The latest jape in the Australian limited-overs tournament is to have every team qualifying for the finals, a brainstorm resulting from the desire to not reduce the number of matches while removing the CA XI from the fixtures. As the governing body's operations chief Peter Roach has said, in every balancing act there will be winners, losers and differences of opinion.
"Definitely. It is a real balancing act to balance up the needs of all parts of the business," Roach said. "Test cricket being a priority, we've prioritised the Shield landscape and we've maintained having a strong six-team Shield competition of 10 rounds and a final is the best way to produce good quality players for Australia. We still aim to win the World Cup, that's a high priority for us and having this competition where it is, we believe, is the best way for this year.
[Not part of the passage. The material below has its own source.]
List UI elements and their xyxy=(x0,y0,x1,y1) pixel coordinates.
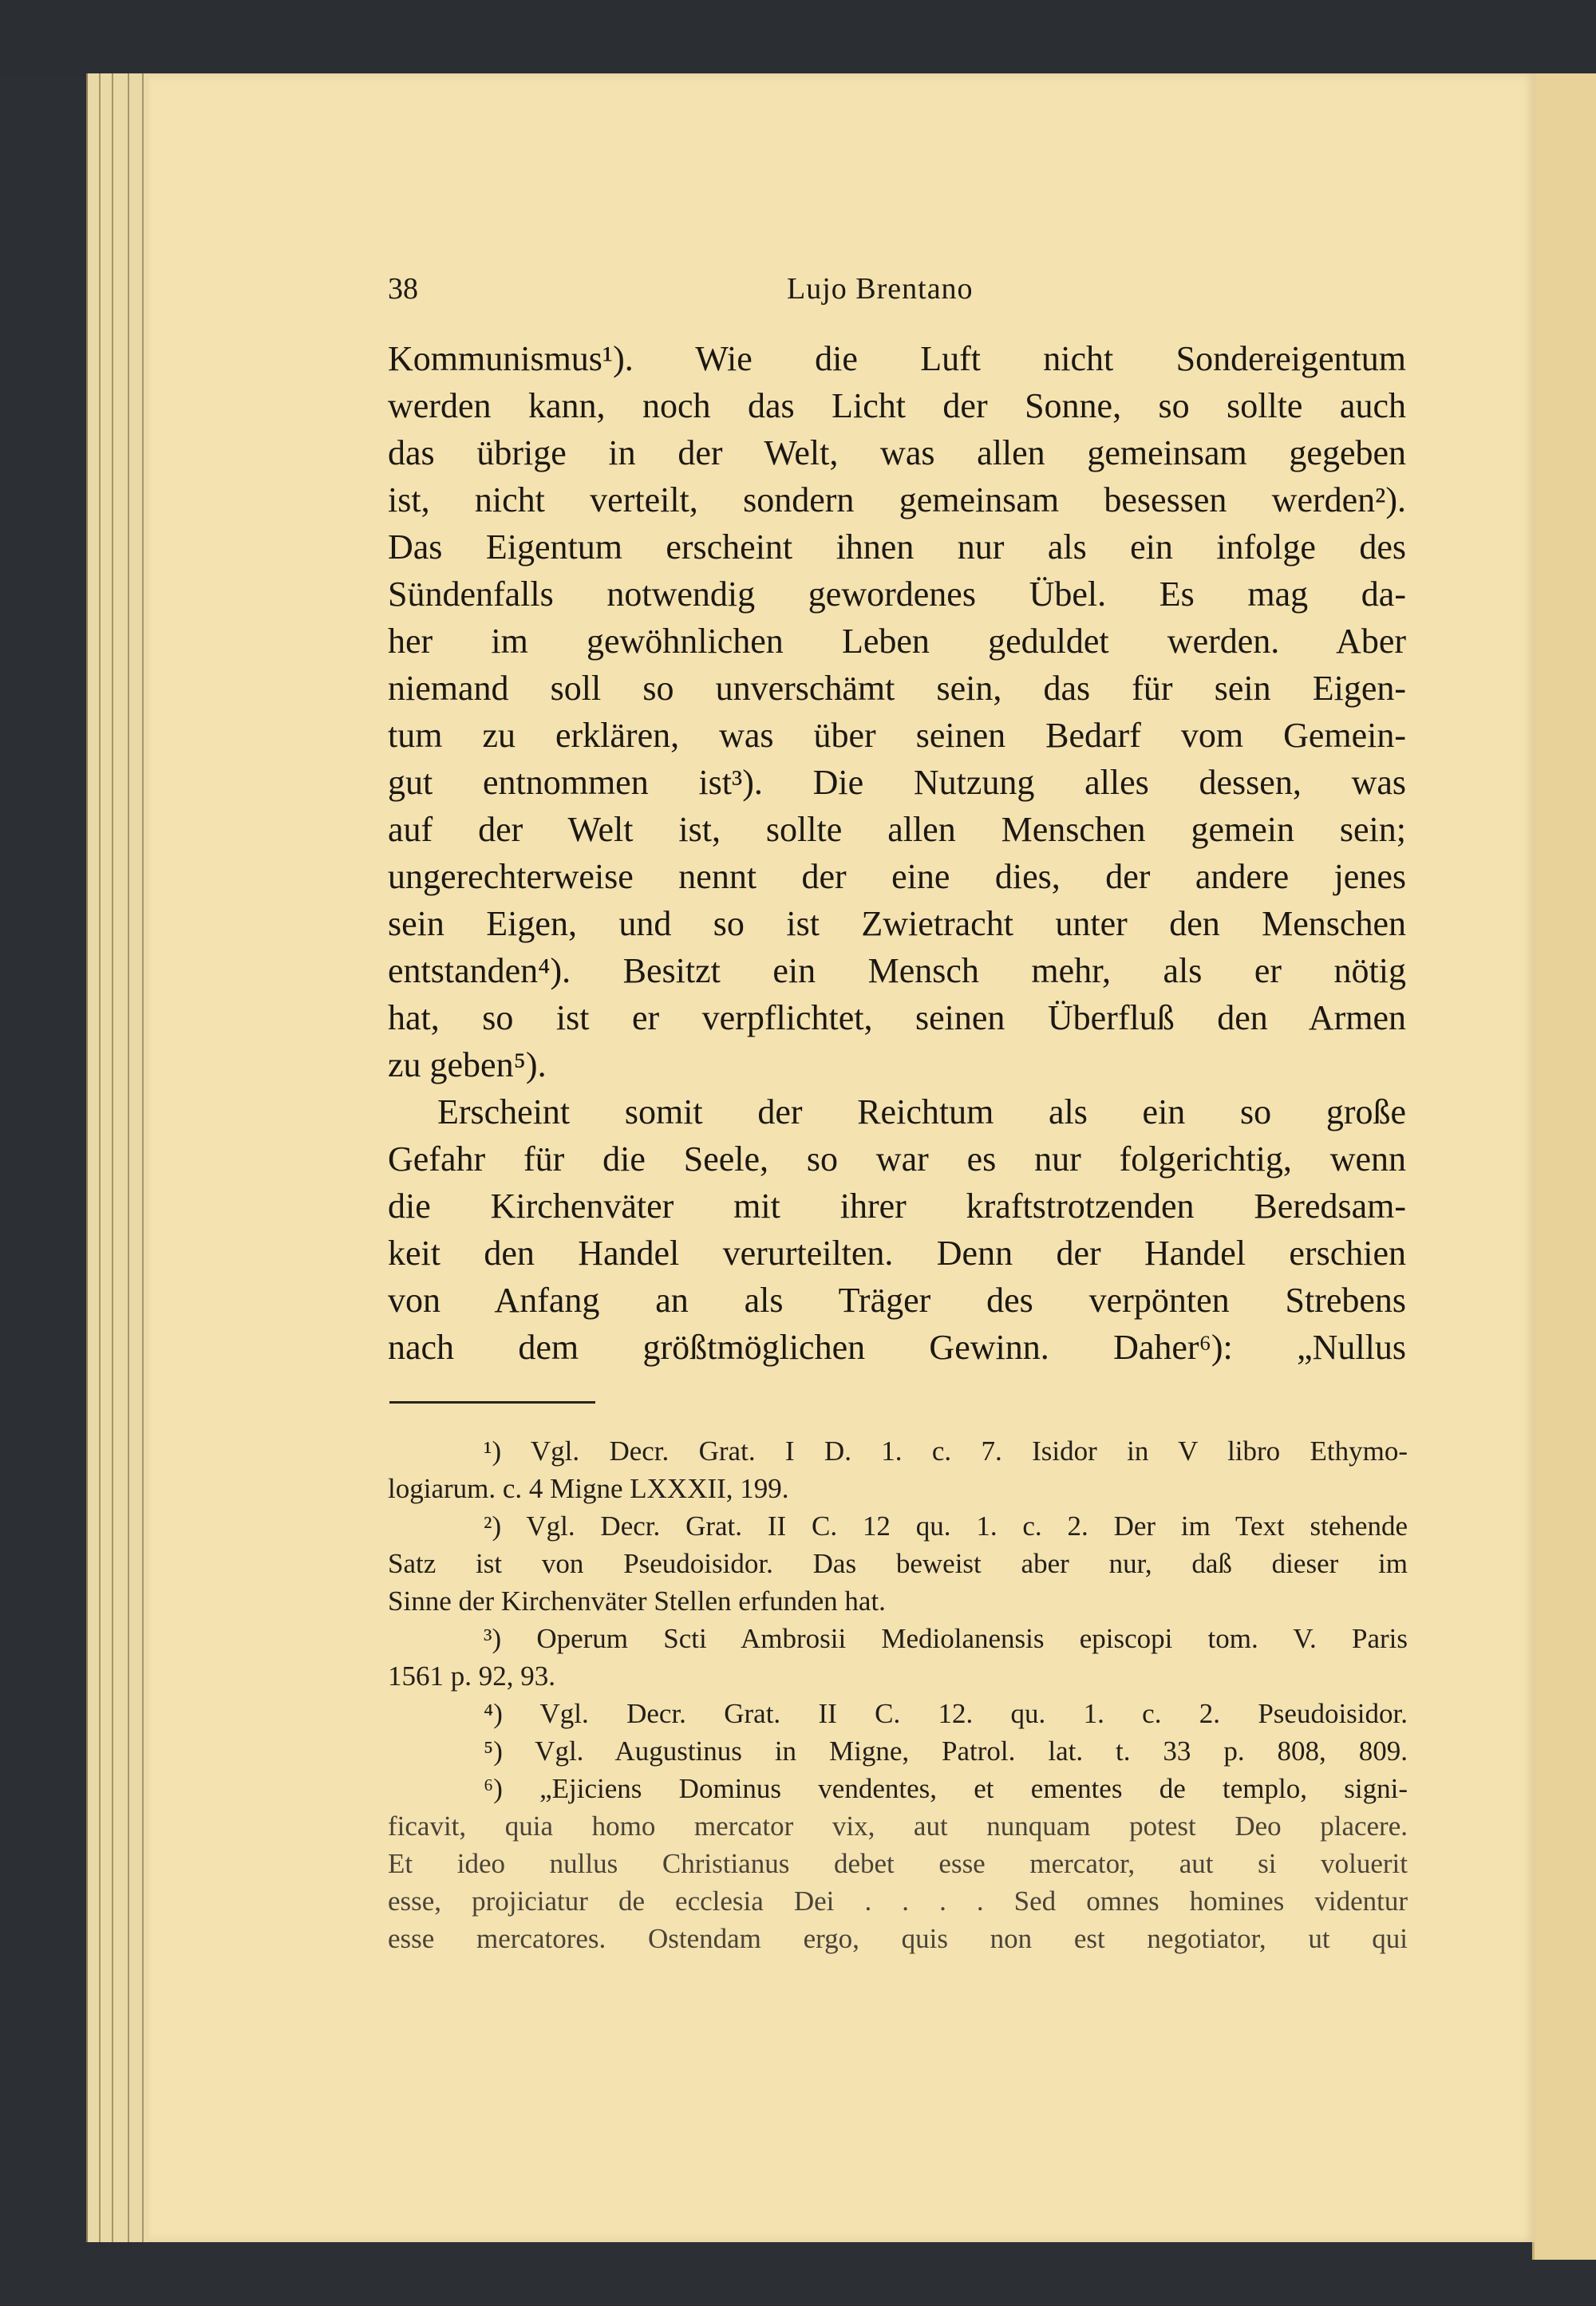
text-line: Gefahr für die Seele, so war es nur folgerichtig, wenn xyxy=(388,1139,1406,1179)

"Does everyone believe that around the country? Clearly not and we wouldn't expect them to, but all of our discussions and strategies are in place to lead towards this being the best outcome for us. That includes international cricket, Big Bash League, Australia A tours, they all form part of the picture of best preparing players for Australia, and best promoting our sport to the people of Australia."
There is no indication that the priority imbalance between Tests and ODIs is about to change, in fact quite the contrary. It spoke volumes that in CA's most recent A$ 1.18 billion broadcast rights deal, ODIs played at home were banished behind a paywall for the first time in their history, as the free-to-air Seven network was only interested in Tests and the BBL. And there has been another strategic complication in the form of the ICC events schedule, which has Australia hosting the men's and women's World T20 tournaments in 2020. Having never won the tournament since its 2007 inception, CA is eager to play more of the format to make a strong showing at home. Over the next four years, the number of T20Is played by Australia will jump from to 45, from 24 from 2015 to 2019, while ODIs slip from 58 matches to 47.
Sutherland, meanwhile, is into his last 12 months as chief executive, meaning that by the time the inaugural ODI league starts in 2020, affording a 2023 World Cup place to the world's top seven ranked sides, the issue of improving 50-over performance will be someone else's problem. Context and meaning have long been a goal of Sutherland's in his years dividing time between CA headquarters and the ICC's quarterly meetings. But it would be a reflection of CA's wider strategic direction should the team with more World Cups than anyone find themselves failing to automatically qualify for 2023.